RE MONTAGU

Aristocracy and the burden of constructive trusteeship, are brought to bear when the misinterpretation of an appointed solicitor allows for the sale of valuables designated a place within the family trust. 

By the actions of a family re-settlement drafted in 1923 by Viscount Mandeville (the future tenth Duke of Manchester), for the purposes of himself and each successive Duke, it was stated under clause 14 that the existing trustees to the estate were required, upon death of the ninth Duke of Manchester, to compile an inventory of goods deemed inheritable by the Viscount, prior to including them into the settlement, while paragraph B further expressed they should be held:

“Upon trust after the death of the present Duke or (if and so far as may be found practicable and convenient) during his lifetime to select and make an inventory or inventories of such of the chattels hereby assigned as the trustees in their absolute discretion may consider suitable for inclusion in the settlement hereby made (which selected chattels are hereinafter called ‘the selected chattels’) and to hold the residue (if any) of the said assigned chattels in trust for Viscount Mandeville absolutely.”

After the ninth Duke’s passing, the trustees handed the Viscount a number of items with the intention that he would look to sell them; yet, he failed to compile a list of valuables for retention into the settlement for future Dukes.

When the tenth Duke died in 1977, those items remaining came into possession by his widow, the Dowager Duchess of Manchester, whereupon in 1979, the eleventh Duke of Manchester issued a writ for breach of trust by the surviving trustees of the 1923 settlement, on grounds of having delivered the property to the deceased in the knowledge of their duties under clause 14 of the 1923 settlement.

And so, by virtue of his having sold them, the tenth Duke was also held accountable as a constructive trustee, and liable for payment of the proceeds to the value of those items sold, as was his widow.
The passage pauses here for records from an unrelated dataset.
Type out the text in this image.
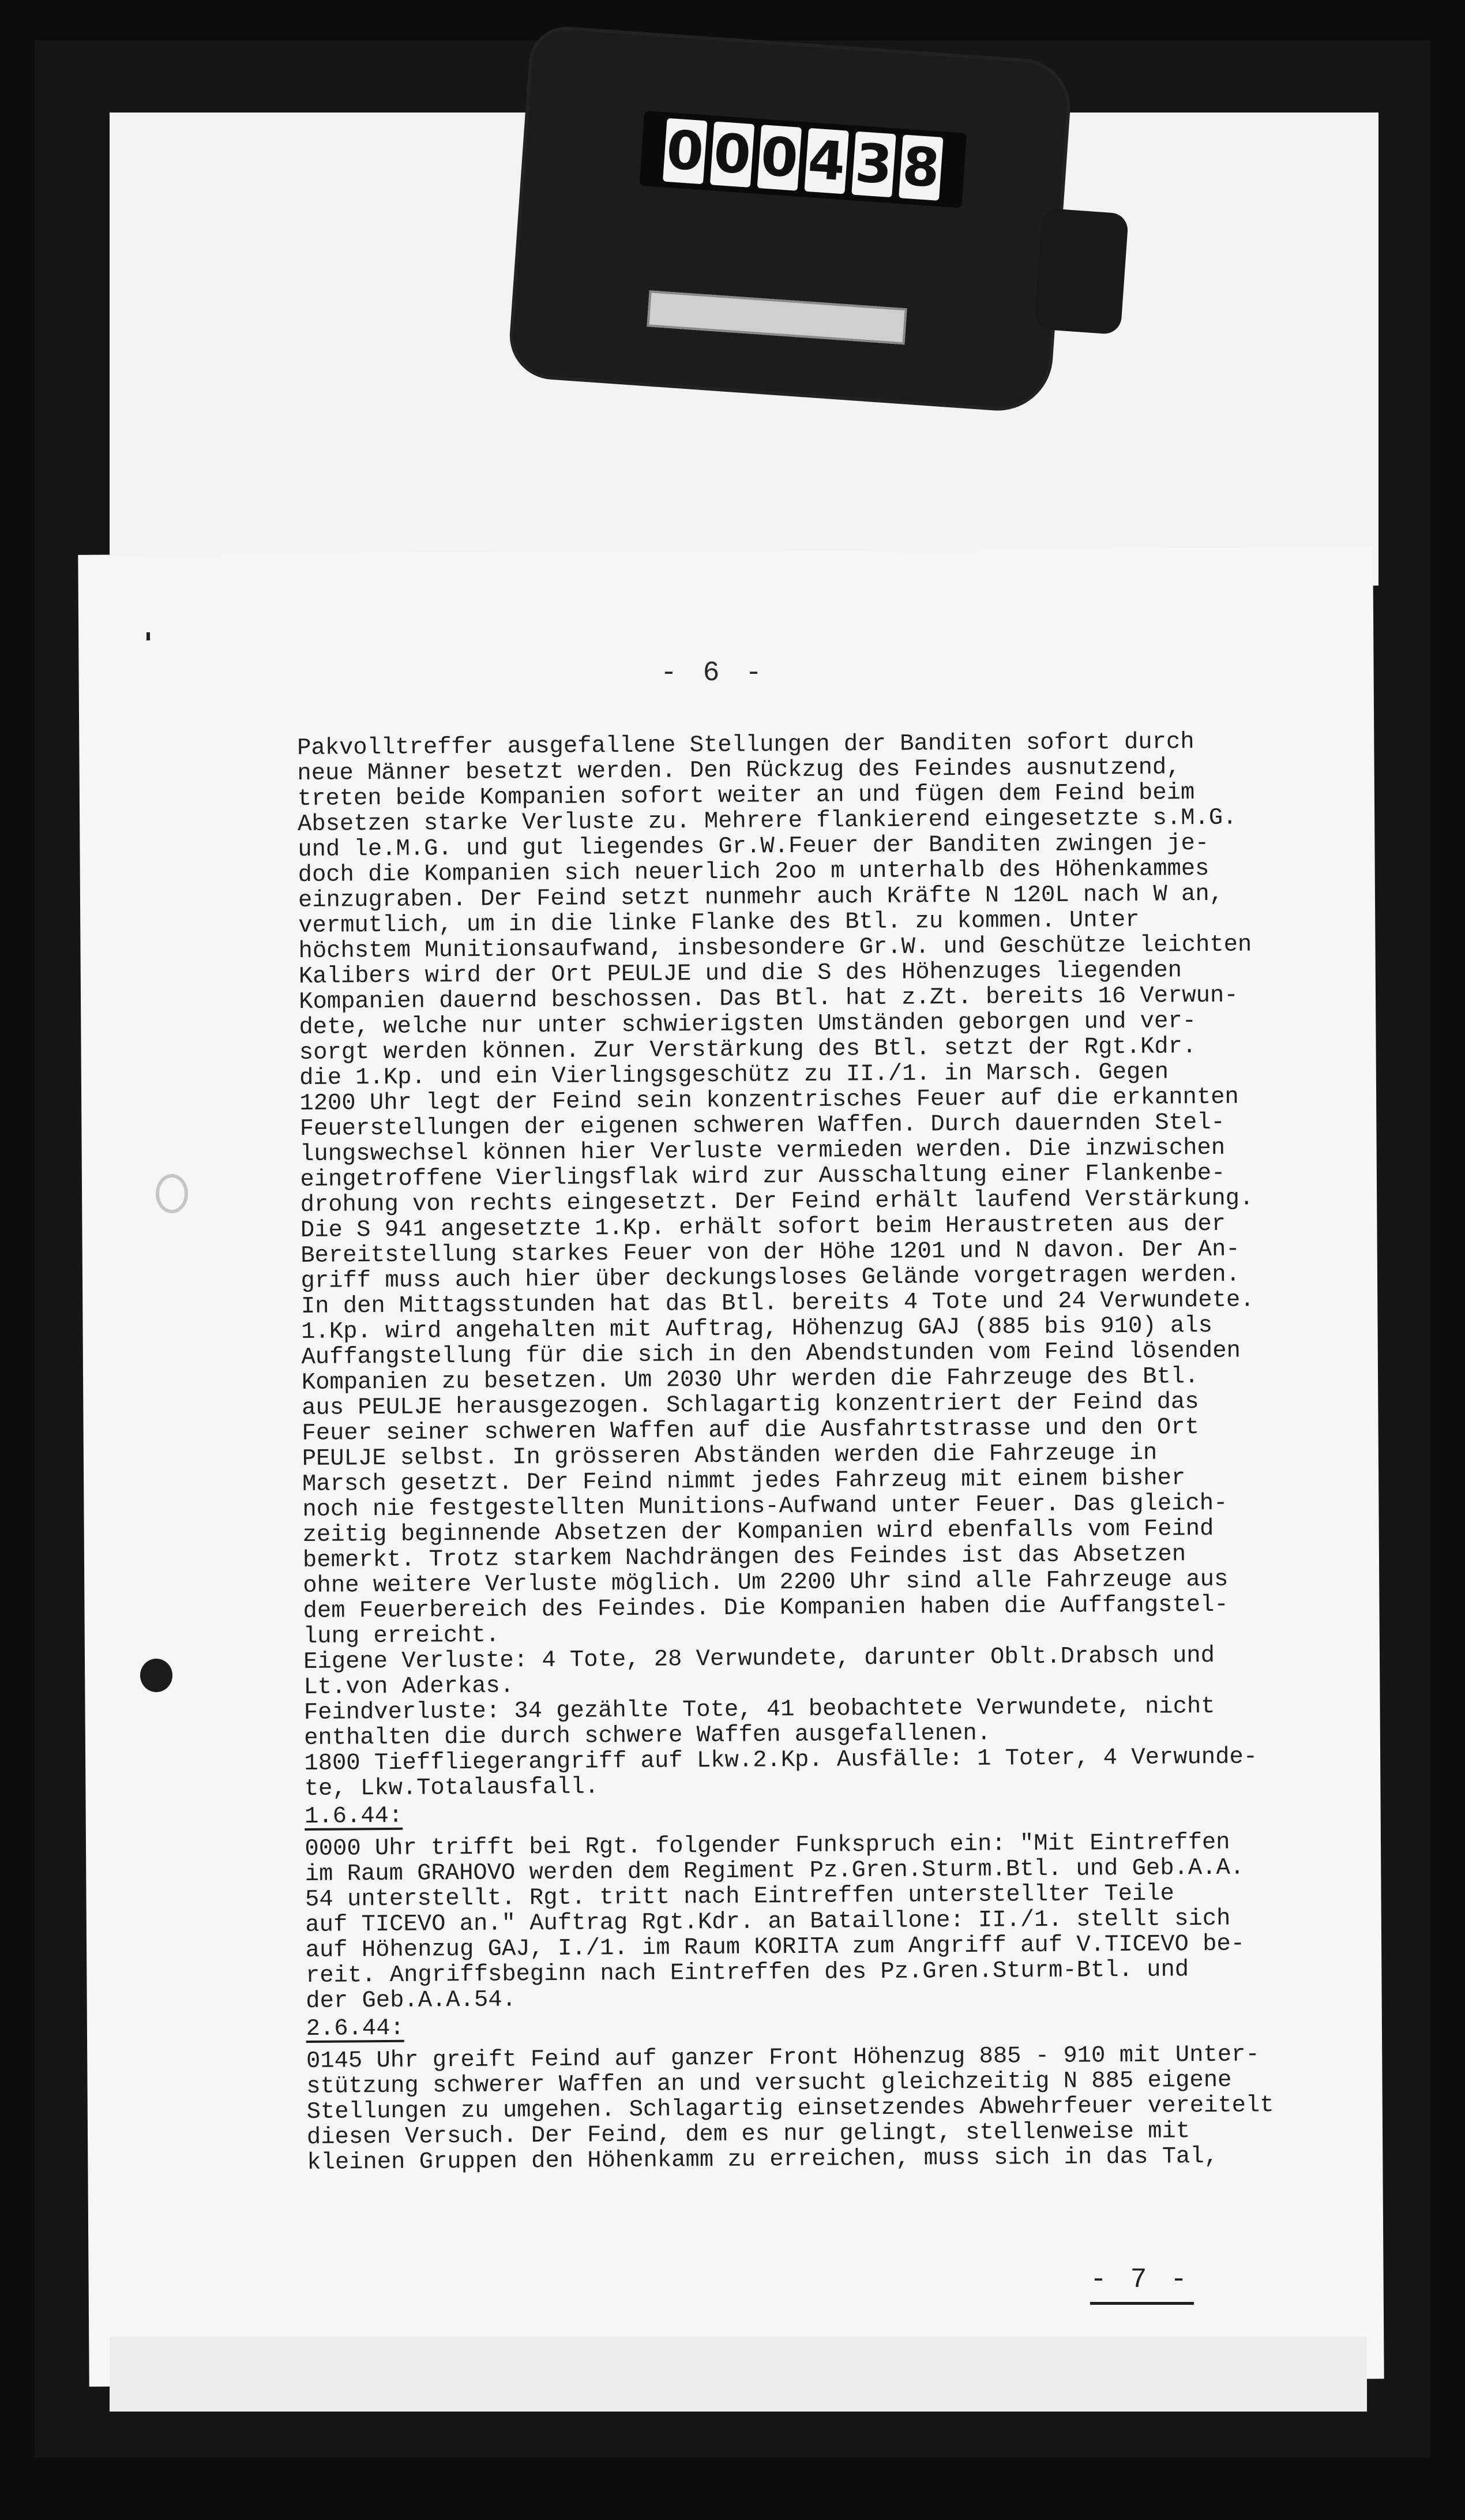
0 0 0 4 3 8
- 6 -
Pakvolltreffer ausgefallene Stellungen der Banditen sofort durch
neue Männer besetzt werden. Den Rückzug des Feindes ausnutzend,
treten beide Kompanien sofort weiter an und fügen dem Feind beim
Absetzen starke Verluste zu. Mehrere flankierend eingesetzte s.M.G.
und le.M.G. und gut liegendes Gr.W.Feuer der Banditen zwingen je-
doch die Kompanien sich neuerlich 2oo m unterhalb des Höhenkammes
einzugraben. Der Feind setzt nunmehr auch Kräfte N 120L nach W an,
vermutlich, um in die linke Flanke des Btl. zu kommen. Unter
höchstem Munitionsaufwand, insbesondere Gr.W. und Geschütze leichten
Kalibers wird der Ort PEULJE und die S des Höhenzuges liegenden
Kompanien dauernd beschossen. Das Btl. hat z.Zt. bereits 16 Verwun-
dete, welche nur unter schwierigsten Umständen geborgen und ver-
sorgt werden können. Zur Verstärkung des Btl. setzt der Rgt.Kdr.
die 1.Kp. und ein Vierlingsgeschütz zu II./1. in Marsch. Gegen
1200 Uhr legt der Feind sein konzentrisches Feuer auf die erkannten
Feuerstellungen der eigenen schweren Waffen. Durch dauernden Stel-
lungswechsel können hier Verluste vermieden werden. Die inzwischen
eingetroffene Vierlingsflak wird zur Ausschaltung einer Flankenbe-
drohung von rechts eingesetzt. Der Feind erhält laufend Verstärkung.
Die S 941 angesetzte 1.Kp. erhält sofort beim Heraustreten aus der
Bereitstellung starkes Feuer von der Höhe 1201 und N davon. Der An-
griff muss auch hier über deckungsloses Gelände vorgetragen werden.
In den Mittagsstunden hat das Btl. bereits 4 Tote und 24 Verwundete.
1.Kp. wird angehalten mit Auftrag, Höhenzug GAJ (885 bis 910) als
Auffangstellung für die sich in den Abendstunden vom Feind lösenden
Kompanien zu besetzen. Um 2030 Uhr werden die Fahrzeuge des Btl.
aus PEULJE herausgezogen. Schlagartig konzentriert der Feind das
Feuer seiner schweren Waffen auf die Ausfahrtstrasse und den Ort
PEULJE selbst. In grösseren Abständen werden die Fahrzeuge in
Marsch gesetzt. Der Feind nimmt jedes Fahrzeug mit einem bisher
noch nie festgestellten Munitions-Aufwand unter Feuer. Das gleich-
zeitig beginnende Absetzen der Kompanien wird ebenfalls vom Feind
bemerkt. Trotz starkem Nachdrängen des Feindes ist das Absetzen
ohne weitere Verluste möglich. Um 2200 Uhr sind alle Fahrzeuge aus
dem Feuerbereich des Feindes. Die Kompanien haben die Auffangstel-
lung erreicht.
Eigene Verluste: 4 Tote, 28 Verwundete, darunter Oblt.Drabsch und
Lt.von Aderkas.
Feindverluste: 34 gezählte Tote, 41 beobachtete Verwundete, nicht
enthalten die durch schwere Waffen ausgefallenen.
1800 Tieffliegerangriff auf Lkw.2.Kp. Ausfälle: 1 Toter, 4 Verwunde-
te, Lkw.Totalausfall.
1.6.44:
0000 Uhr trifft bei Rgt. folgender Funkspruch ein: "Mit Eintreffen
im Raum GRAHOVO werden dem Regiment Pz.Gren.Sturm.Btl. und Geb.A.A.
54 unterstellt. Rgt. tritt nach Eintreffen unterstellter Teile
auf TICEVO an." Auftrag Rgt.Kdr. an Bataillone: II./1. stellt sich
auf Höhenzug GAJ, I./1. im Raum KORITA zum Angriff auf V.TICEVO be-
reit. Angriffsbeginn nach Eintreffen des Pz.Gren.Sturm-Btl. und
der Geb.A.A.54.
2.6.44:
0145 Uhr greift Feind auf ganzer Front Höhenzug 885 - 910 mit Unter-
stützung schwerer Waffen an und versucht gleichzeitig N 885 eigene
Stellungen zu umgehen. Schlagartig einsetzendes Abwehrfeuer vereitelt
diesen Versuch. Der Feind, dem es nur gelingt, stellenweise mit
kleinen Gruppen den Höhenkamm zu erreichen, muss sich in das Tal,
- 7 -
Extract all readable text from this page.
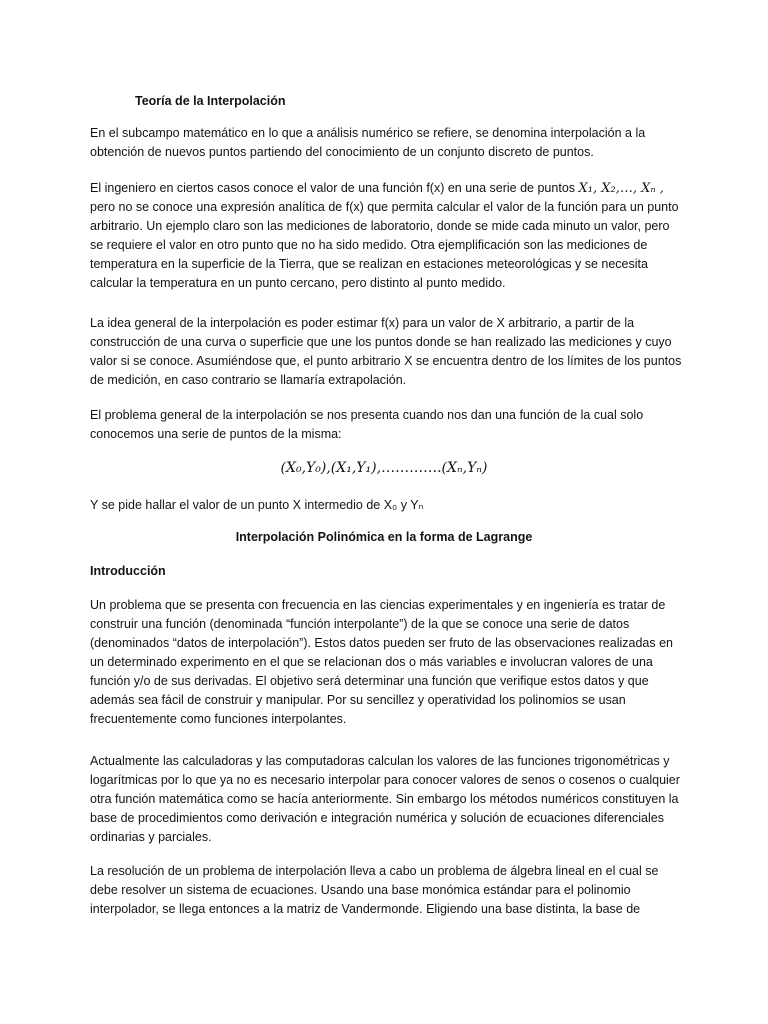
Teoría de la Interpolación

En el subcampo matemático en lo que a análisis numérico se refiere, se denomina interpolación a la obtención de nuevos puntos partiendo del conocimiento de un conjunto discreto de puntos.

El ingeniero en ciertos casos conoce el valor de una función f(x) en una serie de puntos X₁, X₂,…, Xₙ , pero no se conoce una expresión analítica de f(x) que permita calcular el valor de la función para un punto arbitrario. Un ejemplo claro son las mediciones de laboratorio, donde se mide cada minuto un valor, pero se requiere el valor en otro punto que no ha sido medido. Otra ejemplificación son las mediciones de temperatura en la superficie de la Tierra, que se realizan en estaciones meteorológicas y se necesita calcular la temperatura en un punto cercano, pero distinto al punto medido.

La idea general de la interpolación es poder estimar f(x) para un valor de X arbitrario, a partir de la construcción de una curva o superficie que une los puntos donde se han realizado las mediciones y cuyo valor si se conoce. Asumiéndose que, el punto arbitrario X se encuentra dentro de los límites de los puntos de medición, en caso contrario se llamaría extrapolación.

El problema general de la interpolación se nos presenta cuando nos dan una función de la cual solo conocemos una serie de puntos de la misma:

(X₀,Y₀),(X₁,Y₁),………….(Xₙ,Yₙ)

Y se pide hallar el valor de un punto X intermedio de X₀ y Yₙ

Interpolación Polinómica en la forma de Lagrange

Introducción

Un problema que se presenta con frecuencia en las ciencias experimentales y en ingeniería es tratar de construir una función (denominada “función interpolante”) de la que se conoce una serie de datos (denominados “datos de interpolación”). Estos datos pueden ser fruto de las observaciones realizadas en un determinado experimento en el que se relacionan dos o más variables e involucran valores de una función y/o de sus derivadas. El objetivo será determinar una función que verifique estos datos y que además sea fácil de construir y manipular. Por su sencillez y operatividad los polinomios se usan frecuentemente como funciones interpolantes.

Actualmente las calculadoras y las computadoras calculan los valores de las funciones trigonométricas y logarítmicas por lo que ya no es necesario interpolar para conocer valores de senos o cosenos o cualquier otra función matemática como se hacía anteriormente. Sin embargo los métodos numéricos constituyen la base de procedimientos como derivación e integración numérica y solución de ecuaciones diferenciales ordinarias y parciales.

La resolución de un problema de interpolación lleva a cabo un problema de álgebra lineal en el cual se debe resolver un sistema de ecuaciones. Usando una base monómica estándar para el polinomio interpolador, se llega entonces a la matriz de Vandermonde. Eligiendo una base distinta, la base de
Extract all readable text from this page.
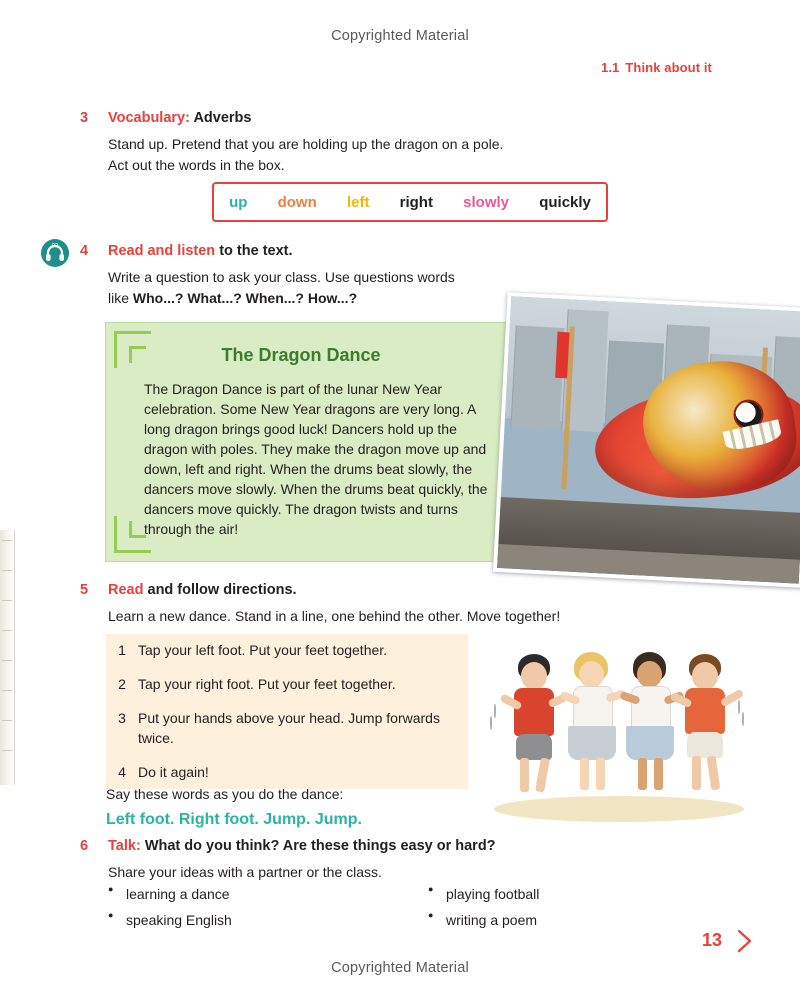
Copyrighted Material
1.1 Think about it
3	Vocabulary: Adverbs

Stand up. Pretend that you are holding up the dragon on a pole.

Act out the words in the box.

up down left right slowly quickly
03 4	Read and listen to the text.

Write a question to ask your class. Use questions words

like Who...? What...? When...? How...?

The Dragon Dance
The Dragon Dance is part of the lunar New Year celebration. Some New Year dragons are very long. A long dragon brings good luck! Dancers hold up the dragon with poles. They make the dragon move up and down, left and right. When the drums beat slowly, the dancers move slowly. When the drums beat quickly, the dancers move quickly. The dragon twists and turns through the air!
5	Read and follow directions.

Learn a new dance. Stand in a line, one behind the other. Move together!

1 Tap your left foot. Put your feet together.
2 Tap your right foot. Put your feet together.
3 Put your hands above your head. Jump forwards twice.
4 Do it again!
Say these words as you do the dance:
Left foot. Right foot. Jump. Jump.
6	Talk: What do you think? Are these things easy or hard?

Share your ideas with a partner or the class.

● learning a dance
● speaking English
● playing football
● writing a poem
13
Copyrighted Material
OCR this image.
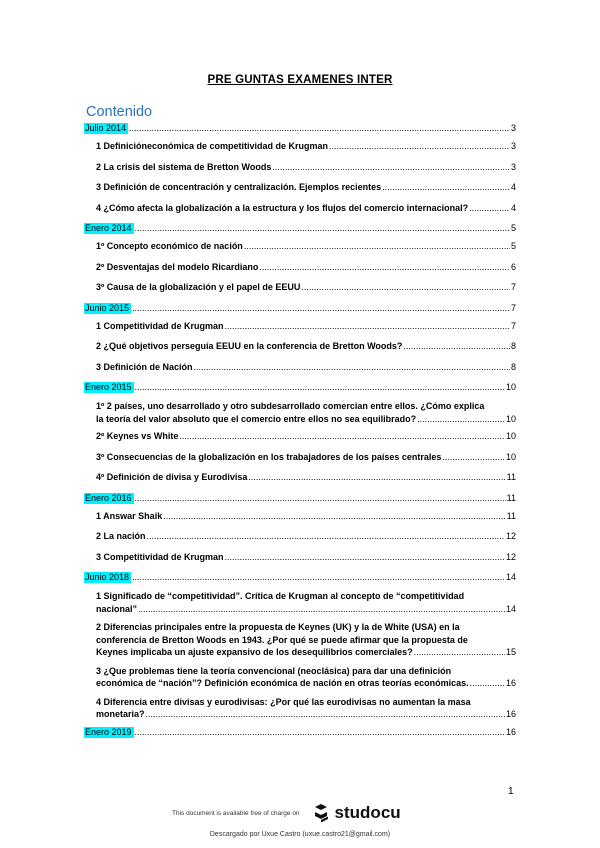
PRE GUNTAS EXAMENES INTER
Contenido
Julio 2014 .....	3
1 Definicióneconómica de competitividad de Krugman .....	3
2 La crisis del sistema de Bretton Woods .....	3
3 Definición de concentración y centralización. Ejemplos recientes .....	4
4 ¿Cómo afecta la globalización a la estructura y los flujos del comercio internacional? .....	4
Enero 2014 .....	5
1º Concepto económico de nación .....	5
2º Desventajas del modelo Ricardiano .....	6
3º Causa de la globalización y el papel de EEUU .....	7
Junio 2015 .....	7
1 Competitividad de Krugman .....	7
2 ¿Qué objetivos perseguía EEUU en la conferencia de Bretton Woods? .....	8
3 Definición de Nación .....	8
Enero 2015 .....	10
1º 2 países, uno desarrollado y otro subdesarrollado comercian entre ellos. ¿Cómo explica
la teoría del valor absoluto que el comercio entre ellos no sea equilibrado? .....	10
2º Keynes vs White .....	10
3º Consecuencias de la globalización en los trabajadores de los países centrales .....	10
4º Definición de divisa y Eurodivisa .....	11
Enero 2016 .....	11
1 Answar Shaik .....	11
2 La nación .....	12
3 Competitividad de Krugman .....	12
Junio 2018 .....	14
1 Significado de “competitividad”. Crítica de Krugman al concepto de “competitividad
nacional” .....	14
2 Diferencias principales entre la propuesta de Keynes (UK) y la de White (USA) en la
conferencia de Bretton Woods en 1943. ¿Por qué se puede afirmar que la propuesta de
Keynes implicaba un ajuste expansivo de los desequilibrios comerciales? .....	15
3 ¿Que problemas tiene la teoría convencional (neoclásica) para dar una definición
económica de “nación”? Definición económica de nación en otras teorías económicas. .....	16
4 Diferencia entre divisas y eurodivisas: ¿Por qué las eurodivisas no aumentan la masa
monetaria? .....	16
Enero 2019 .....	16
1
This document is available free of charge on studocu
Descargado por Uxue Castro (uxue.castro21@gmail.com)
It was also argued that failure to compile the list resulted in all items of value falling within the scope of the settlement, and that both repossession of those items and recompense for any property sold was due.

Heard over a lengthy ten-day hearing, judge Megarry V-C took pains to explore the definition of constructive trustees, along with the term ‘notice’, as had been claimed by the eleventh Duke.

When the chain of communication was examined, it became apparent that during the lifetime of the tenth Duke, his solicitor had written to him to explain his obligations, but in way that failed to fully embrace the limitations of the settlement, as illustrated below:

“I had a long conversation with Nicholl on Thursday last, and the trustees have agreed that the heirlooms should be released, except the pictures. Under the resettlement executed by you on 20 December 1923 there is a clause by which the trustees can in their discretion release a large quantity of heirlooms and make a new list of such articles as are to remain as heirlooms. The amount obtained for the sale of any articles will be your personal property and the proceeds of sale will not have to be considered as capital trust money.”

From this it was easily construed that the lack of legal knowledge on the part of the tenth Duke would have left him reliant upon the professional expertise of his solicitor, who on this occasion had neglected to mention that the trustees were under a lawful obligation to draft a comprehensive list prior to any passing of estate property.

This meant that prima facie, the deceased was by extension, a constructive trustee by imputation.

However, his ignorance of the facts raised strong argument for his exemption, with particular regard to the five principles of ‘knowing’ as set down by Gibson J in Baden, Delvaux and Lecuit v Société General pour Favoriser le Développement du Commerce et de l’Industrie en France SA; which included actual knowledge, wilfully shutting one’s eyes to the obvious, wilfully and recklessly failing to make honest and reasonable enquiries as to the facts, reasonable and honest knowledge of circumstances indicative of the facts and, honest and reasonable knowledge of circumstances as to cause inquiry.

While the claimants preferred to impute the knowledge of clause 14 upon the Duke, it was clear by the evidence presented, that the deceased was largely ignorant to his legal requirements, and instead wholly dependent on the instructions of his acting solicitor.

It was also noted that sections 199 and 205 (1)(xxi) of the Law of Property Act 1925 specifically exempts beneficiaries under trust from the powers of constructive notice; which left the court little recourse other than to hold that in this instance, the tenth Duke of Manchester was not liable as a constructive trustee, and therefore no action against him could be sustained, while the court reminded the parties that:

“In determining whether a constructive trust has been created, the fundamental question is whether the conscience of the recipient is bound in such a way as to justify equity in imposing a trust on him.”